Regarding the organisational structure, the process of strengthening the quality and size of the company's workforce continued in 2014, given the constant growth in size and volumes. A number of activities designed to assist development and ongoing functional and infrastructure improvement of the most important business support systems also continued.
In particular, the company launched all the functional activities required to comply with the Solvency regulations planned for 2016, including adaptation of its governance model and organisational and operating structure, with a view to strengthening decision-making processes and optimising risk management procedures, in order to increase and safeguard value creation. Moreover, given that May 2015 will see the start of the preliminary phase of the Solvency II Directive, during which insurance companies will be obliged to meet the initial requirements under the new regulations, the company also conducted significant planning, with organisational and IT implications, aimed at meeting the objectives set out in the regulations from the beginning of the preliminary phase. Finally, planning activities were launched at the end of 2014 aimed at creating and implementing a more up-to-date integrated administrative and accounting system. This will enable more efficient and automated management of data production processes and all the documentation connected with mandatory requirements, at the same guaranteeing the completeness, accuracy and quality of data.
Once again in 2014, administrative costs continued to be far lower than the market average (0.5% of earned premiums and 0.1% of provisions).

Gross profit for the year amounts to €568.5 million (€497.3 million in 2013). However, it should be pointed out that net profit, amounting to €350.2 million (€253.7 million in 2013), was also positively affected by the lower overall tax charge compared with the previous year, which was impacted by higher tax expense (IRES surtax) of approximately €49.3 million.
In terms of capital, it should be noted that, on 30 May 2014, the company completed the issue of subordinated bonds with a total nominal value of €750 million, placed in their entirety with institutional investors.

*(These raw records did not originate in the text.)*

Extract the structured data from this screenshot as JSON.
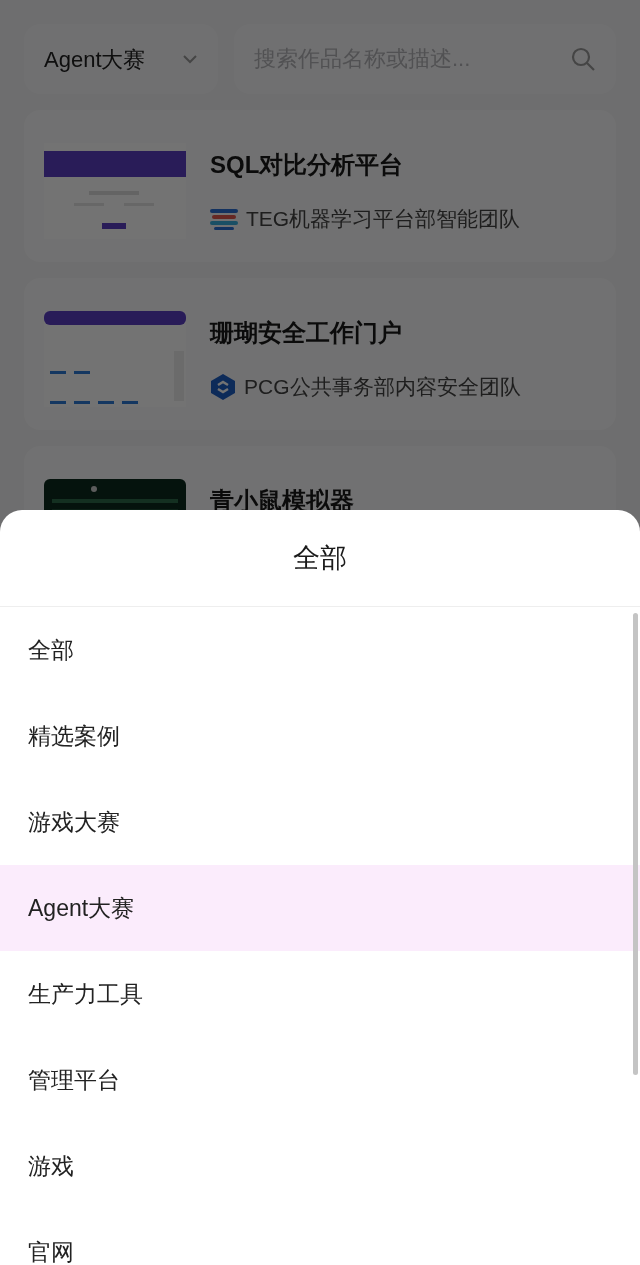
{
  "filter_bar": {
    "category": "Agent大赛",
    "search": {
      "placeholder": "搜索作品名称或描述..."
    }
  },
  "cards": [
    {
      "title": "SQL对比分析平台",
      "team": "TEG机器学习平台部智能团队",
      "thumbnail": {
        "kind": "purple"
      },
      "logo": {
        "kind": "stripes"
      }
    },
    {
      "title": "珊瑚安全工作门户",
      "team": "PCG公共事务部内容安全团队",
      "thumbnail": {
        "kind": "dashboard"
      },
      "logo": {
        "kind": "hex"
      }
    },
    {
      "title": "青小鼠模拟器",
      "thumbnail": {
        "kind": "dark"
      }
    }
  ],
  "sheet": {
    "title": "全部",
    "items": [
      {
        "label": "全部",
        "selected": false
      },
      {
        "label": "精选案例",
        "selected": false
      },
      {
        "label": "游戏大赛",
        "selected": false
      },
      {
        "label": "Agent大赛",
        "selected": true
      },
      {
        "label": "生产力工具",
        "selected": false
      },
      {
        "label": "管理平台",
        "selected": false
      },
      {
        "label": "游戏",
        "selected": false
      },
      {
        "label": "官网",
        "selected": false
      }
    ]
  }
}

The transaction forms part of an overall plan to strengthen the company’s financial position, primarily in view of expected growth over the two-year period 2014-2015, and the aim of maintaining a solvency ratio of at least 120% until the entry into effect of the new capital requirements, contained in the Solvency II Directive, in 2016.

In September 2014, as part of the process of rationalising and optimising operations, designed to achieve synergies within the insurance group, the transfer for consideration of the non-life insurance portfolio to the subsidiary, Poste Assicura, was completed. The transfer regards non-life insurance products for the retail market, especially the Postapersona Infortuni, Postapersona infortuni senior and Postapersona Salute products. The total value of the portfolio was assessed as €292 thousand plus VAT.
During the year, the company continued to focus on the following priorities:

  • exploiting new customer needs in the areas of welfare, healthcare, assistance and income security before and after retirement, developing a new insurance model that covers protection, savings, investment and pension needs at the same time;
  • an upgrade of the offering, with a flexible approach to product and service management in terms of varying market conditions and customers' needs;
  • optimisation of the network support model, including trials of new sales channels and commercial initiatives.

Premium revenue totalled €86.4 million (up 27% on 2013), with 347,000 new policies sold (323,000 policies sold in the previous year).
These factors, together with the positive performance of net financial income and cost efficiencies, enabled the company to report profit for the year of €7.3 million (€5.5 million in 2013).